II était revenu chez lui, dans son village, où il était connu. C’était le charpentier et le fils de Marie. On connaissait ses frères. On connaissait ses sueurs. Voilà qu’il était là, chez lui, dans son église. Un village, une Eglise, avec leurs habitudes, leurs traditions, leurs rites et leur hiérarchie. Qui avaient fait leurs preuves. Chacun avait sa place, avec les hommes à droite et les femmes à gauche, et les chefs au-dessus. Un système qui avait assuré la survie et maintenu le bon ordre. Et surtout qu’on ne vienne pas remettre tout en question en jouant au prophète !

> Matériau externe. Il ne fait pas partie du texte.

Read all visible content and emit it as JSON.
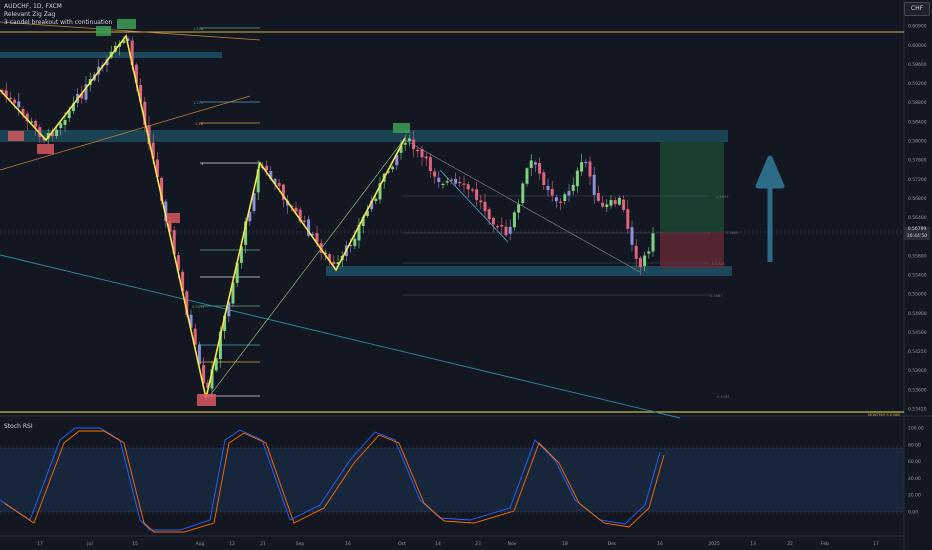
{
  "header": {
    "symbol_line": "AUDCHF, 1D, FXCM",
    "indicator_1": "Relevant Zig Zag",
    "indicator_2": "3 candel breakout with continuation"
  },
  "currency_button": "CHF",
  "price_axis": {
    "labels": [
      "0.61500",
      "0.60900",
      "0.60000",
      "0.59600",
      "0.59200",
      "0.58800",
      "0.58400",
      "0.58000",
      "0.57600",
      "0.57200",
      "0.56800",
      "0.56400",
      "0.56100",
      "0.55800",
      "0.55400",
      "0.55000",
      "0.54900",
      "0.54500",
      "0.54250",
      "0.53900",
      "0.53600",
      "0.53420"
    ],
    "current_price": "0.56799",
    "current_time": "16:44:50"
  },
  "rsi": {
    "title": "Stoch RSI",
    "axis_labels": [
      "100.00",
      "80.00",
      "60.00",
      "40.00",
      "20.00",
      "0.00"
    ]
  },
  "time_axis": {
    "labels": [
      "17",
      "Jul",
      "15",
      "Aug",
      "12",
      "21",
      "Sep",
      "16",
      "Oct",
      "14",
      "23",
      "Nov",
      "18",
      "Dec",
      "16",
      "2025",
      "13",
      "22",
      "Feb",
      "17"
    ]
  },
  "annotations": {
    "monthly_support": "MONTHLY S.E.NKE",
    "fib_labels": [
      "1.618",
      "1.272",
      "1.18",
      "1",
      "0.5893",
      "0.5868",
      "0.5735",
      "0.5667",
      "0.5393",
      "0.5571"
    ]
  },
  "colors": {
    "background": "#131722",
    "bull_candle": "#7fd07f",
    "bear_candle": "#e0637e",
    "alt_candle": "#8d8fd6",
    "zigzag": "#f6e84a",
    "zone": "#1f5f73",
    "arrow": "#2e6b86"
  }
}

Mais c’est ce qu’il faisait. On avait entendu parler de sa sagesse. De ses miracles, aussi. D’où cela lui venait-il ? II y avait des gens institués pour cela. Les scribes qui savaient lire, pas comme un charpentier. Et puis les pharisiens, qui se conduisaient bien, qui donnaient le bon exemple, pouvaient faire la morale. Et le grand prêtre aussi. Et tous, ils s’inquiétaient de le voir qui passait au-dessus de leurs tètes pour aller vers les petits et même les pécheurs. Et l’on était choqué, ici, dans son pays. On savait bien ici qu’il n’était pas prophète.
Mais lui continuerait, imperturbablement. Rien ne l’arrêterait, et surtout pas ces hommes, dont déjà autrefois Ezéchiel disait qu’ils « ont le visage dur et le coeur obstiné ». II savait que ce monde a besoin de prophètes. Des hommes et des femmes qui, devant les replis et les découragements, oseraient s’engager, en paroles et en actes, à temps, à contretemps. Qui monteraient aux créneaux pour défendre les droits de l’homme, l’accueil de l’étranger, une Europe plus sociale. Des prophètes qui libèrent, oui remettent debout. on en a bien besoin.